CAPÍTULO: La Caminata hacia la Luz

El sol ya comenzaba a inclinarse hacia el horizonte, señalando que la tarde ya se encontraba avanzada. David, observando el reloj, vio que eran las 4 en punto. El entrenamiento, la quietud de la mañana y el caos interno que había enfrentado en su mente lo habían llevado lejos de la rutina cotidiana, pero ahora debía regresar a la realidad, aunque fuera solo por un momento.
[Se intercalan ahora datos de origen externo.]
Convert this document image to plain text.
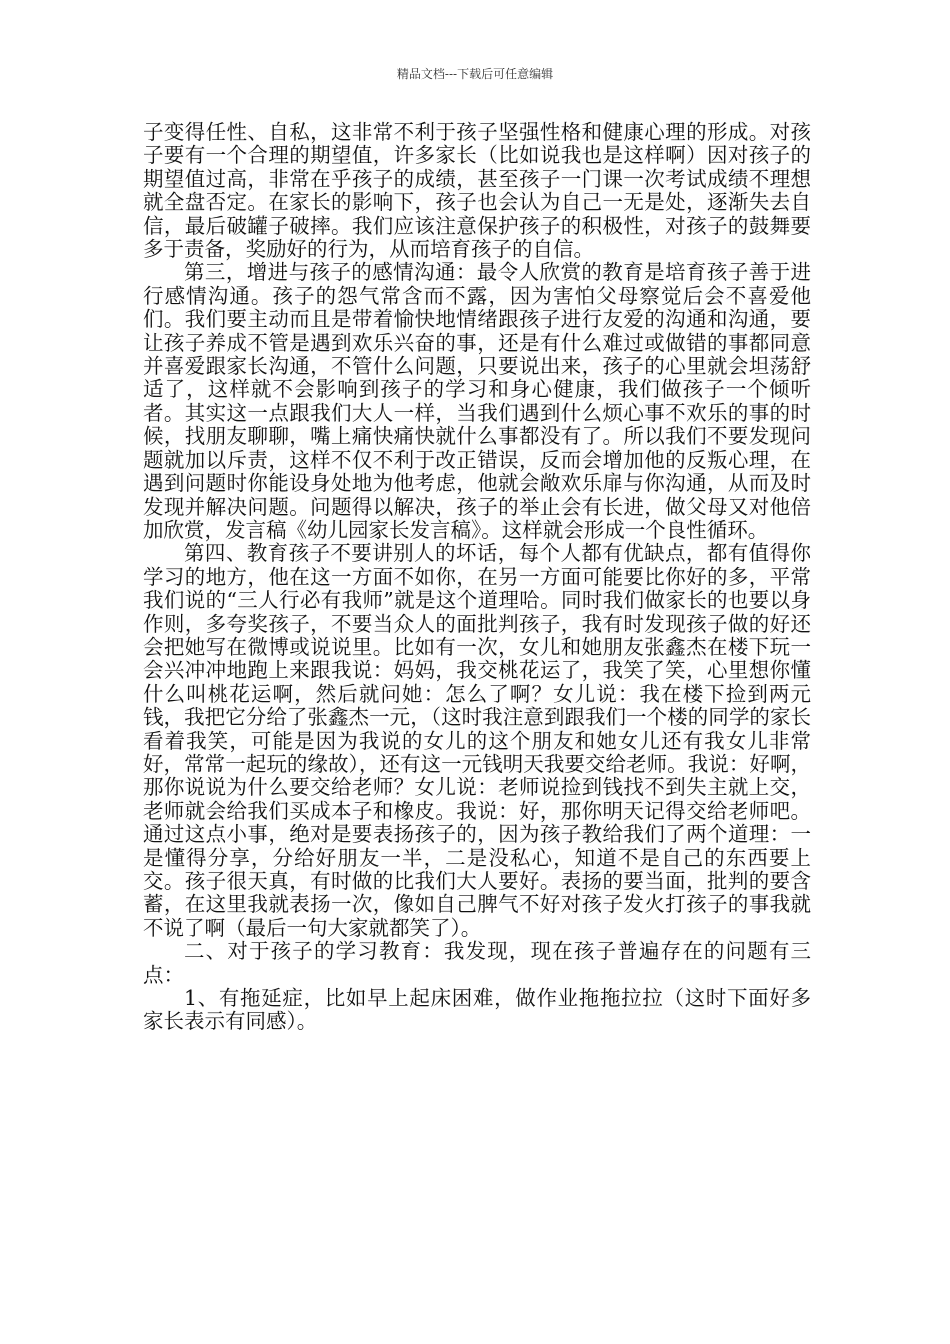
精品文档---下载后可任意编辑

子变得任性、自私，这非常不利于孩子坚强性格和健康心理的形成。对孩子要有一个合理的期望值，许多家长（比如说我也是这样啊）因对孩子的期望值过高，非常在乎孩子的成绩，甚至孩子一门课一次考试成绩不理想就全盘否定。在家长的影响下，孩子也会认为自己一无是处，逐渐失去自信，最后破罐子破摔。我们应该注意保护孩子的积极性，对孩子的鼓舞要多于责备，奖励好的行为，从而培育孩子的自信。

第三，增进与孩子的感情沟通：最令人欣赏的教育是培育孩子善于进行感情沟通。孩子的怨气常含而不露，因为害怕父母察觉后会不喜爱他们。我们要主动而且是带着愉快地情绪跟孩子进行友爱的沟通和沟通，要让孩子养成不管是遇到欢乐兴奋的事，还是有什么难过或做错的事都同意并喜爱跟家长沟通，不管什么问题，只要说出来，孩子的心里就会坦荡舒适了，这样就不会影响到孩子的学习和身心健康，我们做孩子一个倾听者。其实这一点跟我们大人一样，当我们遇到什么烦心事不欢乐的事的时候，找朋友聊聊，嘴上痛快痛快就什么事都没有了。所以我们不要发现问题就加以斥责，这样不仅不利于改正错误，反而会增加他的反叛心理，在遇到问题时你能设身处地为他考虑，他就会敞欢乐扉与你沟通，从而及时发现并解决问题。问题得以解决，孩子的举止会有长进，做父母又对他倍加欣赏，发言稿《幼儿园家长发言稿》。这样就会形成一个良性循环。

第四、教育孩子不要讲别人的坏话，每个人都有优缺点，都有值得你学习的地方，他在这一方面不如你，在另一方面可能要比你好的多，平常我们说的“三人行必有我师”就是这个道理哈。同时我们做家长的也要以身作则，多夸奖孩子，不要当众人的面批判孩子，我有时发现孩子做的好还会把她写在微博或说说里。比如有一次，女儿和她朋友张鑫杰在楼下玩一会兴冲冲地跑上来跟我说：妈妈，我交桃花运了，我笑了笑，心里想你懂什么叫桃花运啊，然后就问她：怎么了啊？女儿说：我在楼下捡到两元钱，我把它分给了张鑫杰一元，（这时我注意到跟我们一个楼的同学的家长看着我笑，可能是因为我说的女儿的这个朋友和她女儿还有我女儿非常好，常常一起玩的缘故），还有这一元钱明天我要交给老师。我说：好啊，那你说说为什么要交给老师？女儿说：老师说捡到钱找不到失主就上交，老师就会给我们买成本子和橡皮。我说：好，那你明天记得交给老师吧。通过这点小事，绝对是要表扬孩子的，因为孩子教给我们了两个道理：一是懂得分享，分给好朋友一半，二是没私心，知道不是自己的东西要上交。孩子很天真，有时做的比我们大人要好。表扬的要当面，批判的要含蓄，在这里我就表扬一次，像如自己脾气不好对孩子发火打孩子的事我就不说了啊（最后一句大家就都笑了）。

二、对于孩子的学习教育：我发现，现在孩子普遍存在的问题有三点：

1、有拖延症，比如早上起床困难，做作业拖拖拉拉（这时下面好多家长表示有同感）。
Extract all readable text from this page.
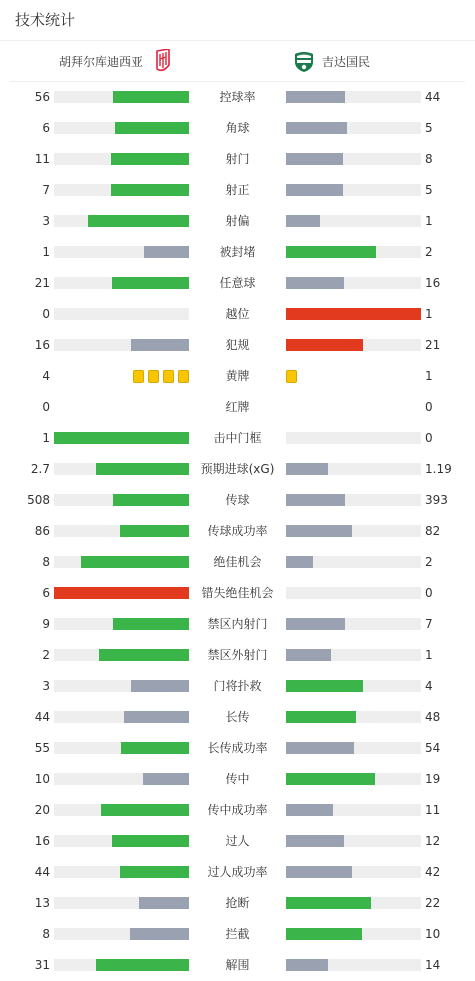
技术统计
胡拜尔库迪西亚	吉达国民
56	控球率	44
6	角球	5
11	射门	8
7	射正	5
3	射偏	1
1	被封堵	2
21	任意球	16
0	越位	1
16	犯规	21
4	黄牌	1
0	红牌	0
1	击中门框	0
2.7	预期进球(xG)	1.19
508	传球	393
86	传球成功率	82
8	绝佳机会	2
6	错失绝佳机会	0
9	禁区内射门	7
2	禁区外射门	1
3	门将扑救	4
44	长传	48
55	长传成功率	54
10	传中	19
20	传中成功率	11
16	过人	12
44	过人成功率	42
13	抢断	22
8	拦截	10
31	解围	14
Se levantó del jardín y entró nuevamente a la casa. Se dirigió al baño, donde, con calma, se cambió de ropa. Optó por un yukata sencillo de tonos oscuros, casi como si el tejido absorbiera la pesadez del día. Los patrones de flores eran discretos, pero en su mente simbolizaban algo más: un recordatorio de lo que aún tenía que proteger. Se puso su sombrero de pescador, grande y de ala ancha, que le ayudaba a cubrirse del sol y lo mantenía alejado de las miradas curiosas. El sol, en su altura, seguía iluminando el mundo con una calidez abrasante, y David no quería ser visto. No hoy. No de esa manera.

Cuando terminó de vestirse, salió rápidamente de su habitación, bajando las escaleras con un paso decidido. La casa, silenciosa como siempre, no ofreció resistencia. Solo la brisa suave que entraba por las ventanas abiertas rompía la quietud de la casa vacía.

David salió por la puerta trasera y se dirigió hacia el jardín. El pequeño rincón de tranquilidad de su hogar se desvaneció mientras caminaba por las calles de la ciudad, la misma ciudad que nunca dejaba de moverse, que nunca dejaba de bramar con el ruido de autos, conversaciones y la monotonía del día a día.

Pero él no estaba buscando la ciudad. No ahora. Caminaba por las calles con la determinación de un hombre que ya había visto más allá de la superficie. Su mente, aunque clara, seguía atrapada en pensamientos oscuros, pero en ese momento, su hermana era lo único que importaba. La pequeña, su hermana, que quizás no comprendía del todo la oscuridad que se cernía sobre él. Pero él sí lo sabía. Y por eso debía protegerla.

El sonido de sus pasos sobre el pavimento resonaba en la quietud de la tarde mientras se acercaba al jardín infantil donde su hermana estudiaba. El lugar estaba lleno de niños correteando y jugando, ajenos a los temores del mundo adulto. En ese mar de risas y juegos, David encontró la pequeña figura de su hermana, jugando con otros niños, tan pura, tan inocente, tan lejos de la realidad que él conocía.

Cuando ella lo vio, su rostro se iluminó con una sonrisa amplia, casi mágica, como si su hermano fuera el héroe de un cuento. David, al verla, sintió algo profundo, algo que había olvidado que existía en él: la necesidad de proteger. En ese momento, se sintió más vivo que nunca.

— ¡David! — exclamó ella, corriendo hacia él. — ¿Ya me llevas a casa?

David asintió, sonriendo de forma silenciosa, como siempre hacía, pero sin mostrar mucho. Sin embargo, en su interior, algo se agitaba. Algo dentro de él lo empujaba a estar a su lado, a asegurar que, mientras pudiera, nada le pasaría. Ni a ella, ni a nadie más que él amara.

La ciudad seguía su curso, pero en ese instante, el tiempo se detuvo. Sólo existían ellos dos, bajo el sombrero de pescador, en ese pequeño rincón de la tarde.